Testimony to FDA About Dendreon's Provenge, March 29, 2007
Dr. Bo-Guang Zhen, Ph.D
Division of Biostatistics, FDA
DR. ZHEN: Good morning. My name's Bo Zhen. I'm a statistical reviewer for FDA. I'm going to present statistical review and findings. First, I will give a quick review on efficacy results, and then bring up the issues in survival analysis, and the limitations of using post hoc analysis results. Then I will describe the challenges we are facing for this BLA from statistical standpoint.
Here is the quick review. Data from two Phase III studies were submitted to support license application. I call them Study 1 and Study 2. Both studies failed to meet the primary endpoint, and also failed to demonstrate statistical significance for other pre-specified endpoints. The key efficacy evidence was based on the difference in overall survival between the two arms. So the focus of this talk will be
on survival.
Here is the review for survival analysis. The sample size is relatively small for Study 1 and Study 2. And the differences in median survival between the two arms is 4.5 months for Study 1, and 3.3 months for Study 2. However, there are higher levels of variation. As you can see there, the confidence interval for median survival between the two arms, they are overlapped. And the lower bounds of the confidence interval for hazard ratio is 1.13, which is quite close to 1. One means there's no difference between the two groups. And also the survival experience between the two studies are quite different. The placebo patients, the median survival in Study 1 is 21.4 months, compared to the treated patients, the median survival in treated patients in Study 2. This difference could be due to the difference in baseline characteristics between the two studies, and also could be due to the
variation, because the sample size is relatively smaller for both studies.
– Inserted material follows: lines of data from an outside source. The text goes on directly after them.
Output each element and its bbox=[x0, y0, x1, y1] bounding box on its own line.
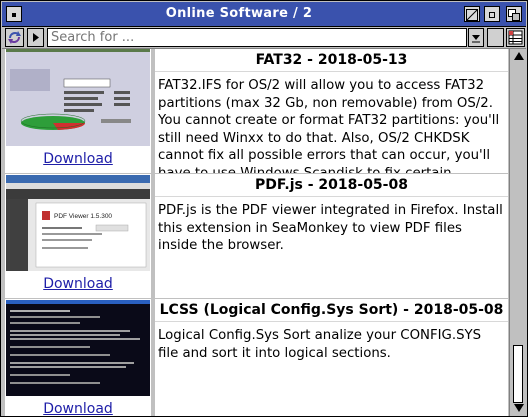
entry-title: LCSS (Logical Config.Sys Sort) - 2018-05… bbox=[155, 299, 508, 322]
grid-icon bbox=[508, 30, 523, 45]
entry-title: FAT32 - 2018-05-13 bbox=[155, 49, 508, 72]
application-window: Online Software / 2 Search for ... Downl… bbox=[0, 0, 528, 417]
iconify-icon bbox=[466, 9, 478, 21]
zoom-button[interactable] bbox=[484, 6, 500, 22]
title-bar[interactable]: Online Software / 2 bbox=[2, 2, 526, 27]
close-icon bbox=[12, 13, 16, 17]
scroll-thumb[interactable] bbox=[513, 345, 523, 403]
close-window-button[interactable] bbox=[6, 6, 22, 22]
reload-button[interactable] bbox=[5, 28, 24, 47]
iconify-button[interactable] bbox=[464, 6, 480, 22]
vertical-scrollbar[interactable] bbox=[509, 49, 526, 416]
pdfjs-screenshot[interactable]: PDF Viewer 1.5.300 bbox=[6, 175, 150, 271]
scroll-down-icon[interactable] bbox=[514, 404, 524, 412]
chevron-down-icon bbox=[472, 35, 480, 43]
screenshot-image bbox=[6, 49, 150, 146]
toolbar bbox=[2, 27, 526, 49]
screenshot-image bbox=[6, 300, 150, 396]
entry-description: PDF.js is the PDF viewer integrated in F… bbox=[158, 203, 503, 253]
thumbnail-caption: PDF Viewer 1.5.300 bbox=[54, 213, 112, 220]
download-link[interactable]: Download bbox=[5, 151, 151, 167]
entry-text: FAT32 - 2018-05-13 FAT32.IFS for OS/2 wi… bbox=[155, 49, 508, 173]
reload-icon bbox=[8, 31, 21, 44]
navigate-button[interactable] bbox=[27, 28, 44, 47]
software-list[interactable]: Download FAT32 - 2018-05-13 FAT32.IFS fo… bbox=[5, 49, 508, 416]
scroll-up-icon[interactable] bbox=[514, 52, 524, 60]
download-link[interactable]: Download bbox=[5, 401, 151, 416]
list-item: Download FAT32 - 2018-05-13 FAT32.IFS fo… bbox=[5, 49, 508, 173]
search-input[interactable] bbox=[47, 28, 467, 47]
grid-view-button[interactable] bbox=[506, 28, 525, 47]
entry-description: Logical Config.Sys Sort analize your CON… bbox=[158, 328, 482, 361]
list-item: PDF Viewer 1.5.300 Download PDF.js - 201… bbox=[5, 174, 508, 298]
entry-description: FAT32.IFS for OS/2 will allow you to acc… bbox=[158, 78, 500, 173]
thumbnail-column: PDF Viewer 1.5.300 Download bbox=[5, 174, 151, 298]
entry-text: PDF.js - 2018-05-08 PDF.js is the PDF vi… bbox=[155, 174, 508, 298]
thumbnail-column: Download bbox=[5, 49, 151, 173]
zoom-icon bbox=[489, 12, 495, 18]
entry-text: LCSS (Logical Config.Sys Sort) - 2018-05… bbox=[155, 299, 508, 416]
screenshot-image: PDF Viewer 1.5.300 bbox=[6, 175, 150, 271]
depth-button[interactable] bbox=[506, 6, 522, 22]
list-item: Download LCSS (Logical Config.Sys Sort) … bbox=[5, 299, 508, 416]
blank-button[interactable] bbox=[487, 28, 504, 47]
window-title: Online Software / 2 bbox=[165, 6, 313, 21]
play-icon bbox=[33, 33, 39, 42]
download-link[interactable]: Download bbox=[5, 276, 151, 292]
fat32-screenshot[interactable] bbox=[6, 49, 150, 146]
depth-icon bbox=[508, 9, 520, 21]
entry-title: PDF.js - 2018-05-08 bbox=[155, 174, 508, 197]
search-dropdown-button[interactable] bbox=[468, 28, 484, 47]
thumbnail-column: Download bbox=[5, 299, 151, 416]
lcss-screenshot[interactable] bbox=[6, 300, 150, 396]
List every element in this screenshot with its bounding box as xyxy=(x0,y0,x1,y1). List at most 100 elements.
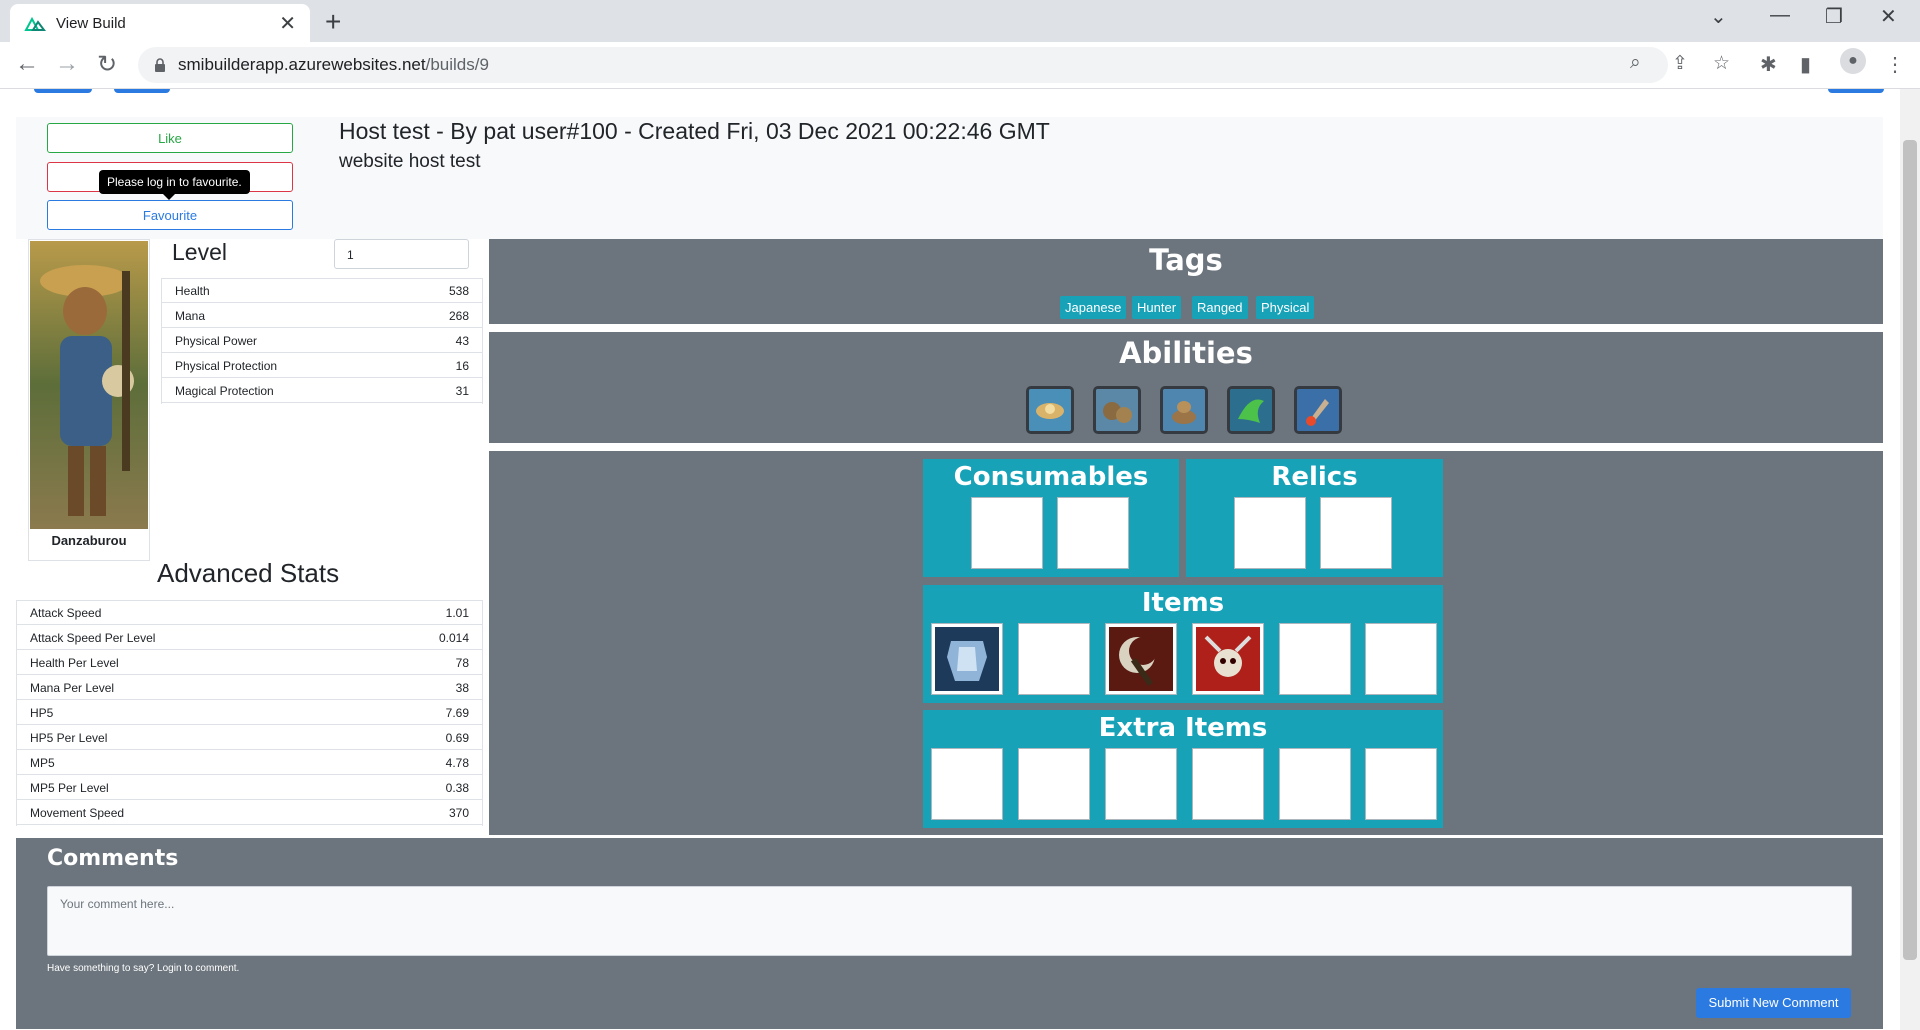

This slide shows some of the sensitivity analysis for Study 1. P equals 0.01 from log rank test. And this p-value reduced to 0.002 using the Cox regression model after adjusting for a set of covariates. However, there are so many ways to use Cox regression model. You can select different sets of covariates. You can also pick different scale for a covariate. For example, in the way you use the original scale and use the log scale for PSA and the power points for bone metastases. As you can see there, different models. Using different models can come up with different hazard ratios and p-values. This one you get a p-value, it's 0.002, which could be in one of the best case scenario. And this one, you've got p-value of 0.078, which is not statistically significant. That could be in one of the worst case scenario. And this one is 0.048. The other critical issues in using Cox model is excluding patients from the model because of missing covariate data. For this model, 10 patients were excluded. And the next slide will show you how bias can be introduced by excluding patients from the model.
This slide shows that sipuleucel-T treated patients who were excluded from the model had a median survival of 19.4 compared to the rest of the treated patients in the model. And in contrast, placebo treated patients excluded from the model had median survival is 22.1 months compared to the rest of the placebo-treated patients. This is how bias could make the p-value look smaller, and also make the treatment effect looks much better than what it should be.
Here is the summary for Study 1. Exclusion of patients due to missing covariate data could lead to biased estimate. This bias could be in either direction, which means you could increase the treatment effect, or decrease the method of the treatment effect. Although p-values for treatment effect were greater than 0.05 in a few sensitivity analyses, the majority of the sensitivity analyses result in a p value of less than 0.05. So the sensitivity analyses supported the statistically significant findings for overall survival for Study 1. However, I used quotation marks here. Means the so-called statistical significance have the p-value less than 0.05 without adjustment for multiple comparisons. I will have more discussions for these later.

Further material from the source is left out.